Il y a des secrets inavouables enfouis au plus profond de soi. On se ment, on ment à ses proches, on se réinvente. Il y a des défauts qui refont surface malgré nous, on aurait préféré que notre conjoint ne les voit jamais. Il y a des passions inavouables, des jeux mystérieux qui titillent notre curiosité mais on ne dit rien.
Je porte le poids de tout cela. Je suis intimement animée par une pulsion peu répandue chez l'être humain. Je n'en parle pas, je cache ma vérité au monde mais plus le temps passe plus il m'est difficile de me contenir.
Nous sommes le 20 septembre, il est 19h30 et il fait frais dehors. La chaleur écrasante s'en est allée pour quelques jours laissant une France suffocante se remettre des ses émotions estivales. Le mercure baisse et pourtant ça sent encore les vacances paraît-il.
Il ne m'en faut pas plus, moins de dix degrés annoncés, je suis déjà en train d'enfiler mon fameux « legging d'intérieur ».
Je range sans aucun regret les shorts et les robes légères. Excitée, euphorique, je déterre avec frénésie les trésors hivernaux de mon dressing. Le jogging ample en mailles, le pantalon legging de ski avec de la polaire à l'intérieur (cœur avec les doigts) le sweat molletonné à capuche. Les vêtements épais sont jetés avec frénésie dans le salon, ils retombent sur la table, les chaises, le canapé. Et moi je continue. Vient un moment suspendu dans le temps, un moment de volupté que seuls les initiés peuvent comprendre : les retrouvailles avec la polaire. Vêtement du démon il y a encore un an, elle est devenue mon amie, ma go sûre, mon alliée contre le froid, ma réponse franche à l'hiver. Je retombe avec émotion sur ma première polaire ( voir mon article si bien nommé La polaire ) mon regard se détourne, j'en ai trouvé une très jolie cet été, mes yeux ne jurent que par elle. Une larme coule, mes mains s'en saisissent, la matière épaisse sous mes doigts, le moelleux m'apaise.
Je redresse le nez vers la fenêtre, un rayon de soleil entre dans le salon comme s'il voulait nous réconforter, nous affirmer qu'il était toujours là et qu'il ne fallait pas s'inquiéter, l'été allait perdurer. Il commence à faire plus chaud dans le salon. Je regarde notre station météo (terme ringard inutilisé depuis 2004) et je vois les degrés Celsius augmenter. Damnation, non !

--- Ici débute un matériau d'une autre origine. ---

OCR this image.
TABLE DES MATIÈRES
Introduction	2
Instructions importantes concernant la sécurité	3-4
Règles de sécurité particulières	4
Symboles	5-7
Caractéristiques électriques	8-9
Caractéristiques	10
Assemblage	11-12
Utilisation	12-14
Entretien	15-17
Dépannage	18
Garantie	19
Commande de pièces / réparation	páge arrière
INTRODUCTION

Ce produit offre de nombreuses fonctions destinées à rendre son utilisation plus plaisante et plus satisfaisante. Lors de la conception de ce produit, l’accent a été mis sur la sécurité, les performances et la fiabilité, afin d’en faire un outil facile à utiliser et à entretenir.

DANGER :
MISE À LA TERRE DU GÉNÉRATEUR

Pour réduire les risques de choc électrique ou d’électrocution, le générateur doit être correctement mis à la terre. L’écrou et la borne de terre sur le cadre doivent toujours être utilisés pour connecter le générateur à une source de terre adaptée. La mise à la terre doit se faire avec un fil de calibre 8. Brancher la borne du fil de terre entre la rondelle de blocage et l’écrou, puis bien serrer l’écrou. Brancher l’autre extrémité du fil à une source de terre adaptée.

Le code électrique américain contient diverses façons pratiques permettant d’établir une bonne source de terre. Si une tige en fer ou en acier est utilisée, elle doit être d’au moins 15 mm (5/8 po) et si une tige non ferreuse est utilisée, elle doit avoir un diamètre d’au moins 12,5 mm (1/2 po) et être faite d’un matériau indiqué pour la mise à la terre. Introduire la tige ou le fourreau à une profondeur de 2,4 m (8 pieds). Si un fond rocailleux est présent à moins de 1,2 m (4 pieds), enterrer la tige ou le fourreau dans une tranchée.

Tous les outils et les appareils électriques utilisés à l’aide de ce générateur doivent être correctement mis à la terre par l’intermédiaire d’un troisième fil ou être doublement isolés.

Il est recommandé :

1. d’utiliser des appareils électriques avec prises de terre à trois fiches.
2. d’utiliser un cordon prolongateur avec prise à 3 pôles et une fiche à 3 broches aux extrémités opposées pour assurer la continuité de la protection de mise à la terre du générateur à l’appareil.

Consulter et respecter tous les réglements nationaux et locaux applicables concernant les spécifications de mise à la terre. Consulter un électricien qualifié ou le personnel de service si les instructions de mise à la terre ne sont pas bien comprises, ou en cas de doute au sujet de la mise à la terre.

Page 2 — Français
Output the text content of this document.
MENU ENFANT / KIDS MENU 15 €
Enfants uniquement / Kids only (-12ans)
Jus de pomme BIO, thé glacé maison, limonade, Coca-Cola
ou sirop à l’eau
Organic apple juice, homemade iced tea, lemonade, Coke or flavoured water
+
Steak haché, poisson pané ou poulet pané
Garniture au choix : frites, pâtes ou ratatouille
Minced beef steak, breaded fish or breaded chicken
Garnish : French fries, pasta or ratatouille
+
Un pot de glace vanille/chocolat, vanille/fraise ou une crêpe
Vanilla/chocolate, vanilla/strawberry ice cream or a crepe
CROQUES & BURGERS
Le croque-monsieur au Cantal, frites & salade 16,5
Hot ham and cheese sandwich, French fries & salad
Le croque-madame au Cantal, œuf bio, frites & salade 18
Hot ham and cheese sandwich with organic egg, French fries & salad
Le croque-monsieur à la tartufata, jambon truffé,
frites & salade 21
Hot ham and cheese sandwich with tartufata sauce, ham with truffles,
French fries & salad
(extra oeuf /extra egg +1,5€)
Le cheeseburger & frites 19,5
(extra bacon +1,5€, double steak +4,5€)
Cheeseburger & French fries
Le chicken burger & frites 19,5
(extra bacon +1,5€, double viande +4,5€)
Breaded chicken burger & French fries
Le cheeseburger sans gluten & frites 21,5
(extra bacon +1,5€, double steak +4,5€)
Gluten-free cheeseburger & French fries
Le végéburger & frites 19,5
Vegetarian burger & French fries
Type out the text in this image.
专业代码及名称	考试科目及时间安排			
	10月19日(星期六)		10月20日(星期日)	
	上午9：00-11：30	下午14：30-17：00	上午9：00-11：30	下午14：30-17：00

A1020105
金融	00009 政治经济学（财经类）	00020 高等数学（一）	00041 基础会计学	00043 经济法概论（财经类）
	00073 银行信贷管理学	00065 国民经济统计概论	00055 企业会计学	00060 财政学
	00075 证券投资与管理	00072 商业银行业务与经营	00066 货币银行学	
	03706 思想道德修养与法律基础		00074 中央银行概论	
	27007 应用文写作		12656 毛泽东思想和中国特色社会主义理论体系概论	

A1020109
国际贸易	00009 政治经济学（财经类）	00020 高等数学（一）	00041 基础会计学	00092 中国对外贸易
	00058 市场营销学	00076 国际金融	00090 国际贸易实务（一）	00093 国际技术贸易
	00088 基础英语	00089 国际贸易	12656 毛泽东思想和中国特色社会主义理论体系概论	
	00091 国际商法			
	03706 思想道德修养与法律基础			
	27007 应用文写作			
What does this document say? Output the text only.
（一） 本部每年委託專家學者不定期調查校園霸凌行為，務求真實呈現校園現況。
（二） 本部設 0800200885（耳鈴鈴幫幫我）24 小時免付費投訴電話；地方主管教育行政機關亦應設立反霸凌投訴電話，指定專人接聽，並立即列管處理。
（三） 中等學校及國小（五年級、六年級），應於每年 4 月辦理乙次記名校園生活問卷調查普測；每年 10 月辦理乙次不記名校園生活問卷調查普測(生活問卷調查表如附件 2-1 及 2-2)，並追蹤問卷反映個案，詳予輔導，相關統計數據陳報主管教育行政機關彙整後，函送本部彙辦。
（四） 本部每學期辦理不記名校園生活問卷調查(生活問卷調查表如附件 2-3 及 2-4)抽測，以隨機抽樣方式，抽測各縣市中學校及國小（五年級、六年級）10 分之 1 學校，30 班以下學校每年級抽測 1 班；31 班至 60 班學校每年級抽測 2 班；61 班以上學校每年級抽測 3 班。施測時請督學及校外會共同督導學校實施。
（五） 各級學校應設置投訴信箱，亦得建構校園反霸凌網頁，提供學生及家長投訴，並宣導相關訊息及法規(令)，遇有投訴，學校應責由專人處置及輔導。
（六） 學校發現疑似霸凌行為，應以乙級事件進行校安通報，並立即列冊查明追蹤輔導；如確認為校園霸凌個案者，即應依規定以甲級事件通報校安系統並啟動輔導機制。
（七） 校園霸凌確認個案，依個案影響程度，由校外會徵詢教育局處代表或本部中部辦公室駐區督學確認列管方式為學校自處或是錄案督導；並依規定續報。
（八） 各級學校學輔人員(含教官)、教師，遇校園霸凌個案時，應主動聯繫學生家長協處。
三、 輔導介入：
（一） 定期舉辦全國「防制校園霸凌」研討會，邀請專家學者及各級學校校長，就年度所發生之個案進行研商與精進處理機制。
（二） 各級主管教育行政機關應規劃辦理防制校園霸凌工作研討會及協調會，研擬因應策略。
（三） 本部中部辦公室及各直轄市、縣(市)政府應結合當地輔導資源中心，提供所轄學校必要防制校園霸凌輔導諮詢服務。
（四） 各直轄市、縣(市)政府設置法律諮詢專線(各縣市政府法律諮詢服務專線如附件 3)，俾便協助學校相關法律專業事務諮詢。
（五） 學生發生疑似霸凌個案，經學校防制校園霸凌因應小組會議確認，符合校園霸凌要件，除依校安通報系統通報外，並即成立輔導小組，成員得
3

Je fais partie de cette race qui aime l'automne.
Il fallait bien que le masque tombe un jour ou l'autre : j'adore l'automne. L'automne c'est le renouveau. En été on vit dehors, ensemble. L'automne est une transition douce au recentrage vers soi qui nous attend en hiver. L'automne c'est un bonbon discret. Comme si on n'avait pas laissé sa chance à l'automne.
Les feuilles changent de couleur et leurs gammes orangées à marron sont éblouissantes. Les nuances m'émeuvent, je contemple l'arbre devant chez moi avec admiration. Il nous offre le plus beau des spectacles dans un silence de plomb, un bruissement de feuilles dans ses moments les plus fous. La chlorophylle s'est bien donnée cet été, il est temps de se renouveler. La sénescence programmée n'a rien de mal.
L'automne c'est mes jambes qui se couvrent avec des tissus épais et doux. Ce sont les journées froides mais ensoleillées, c'est un livre que l'on dévore seul.e. L'automne c'est aussi le temps des promesses faites à soi-même. Cet hiver je ferai plus de sport, je cuisinerai et je lirai. Nous devons nous préparer à rester davantage chez nous en hiver, l'automne amorce avec délicatesse ce changement d'état.
Mon espoir est dans l'automne mais je ne peux pas le dire, les gens préfèrent l'été. Ma passion automnale est socialement inadaptée. L'été me ressemble moins, c'est l'exaltation, la démesure, les cris, les rires forts et l'insouciance. Moi je contemple plus que je ne parle, je souris plus que je ne ris, je tapote sur un clavier plutôt que d'étaler mes jambes sur du sable chaud. Je suis une fille de l'automne.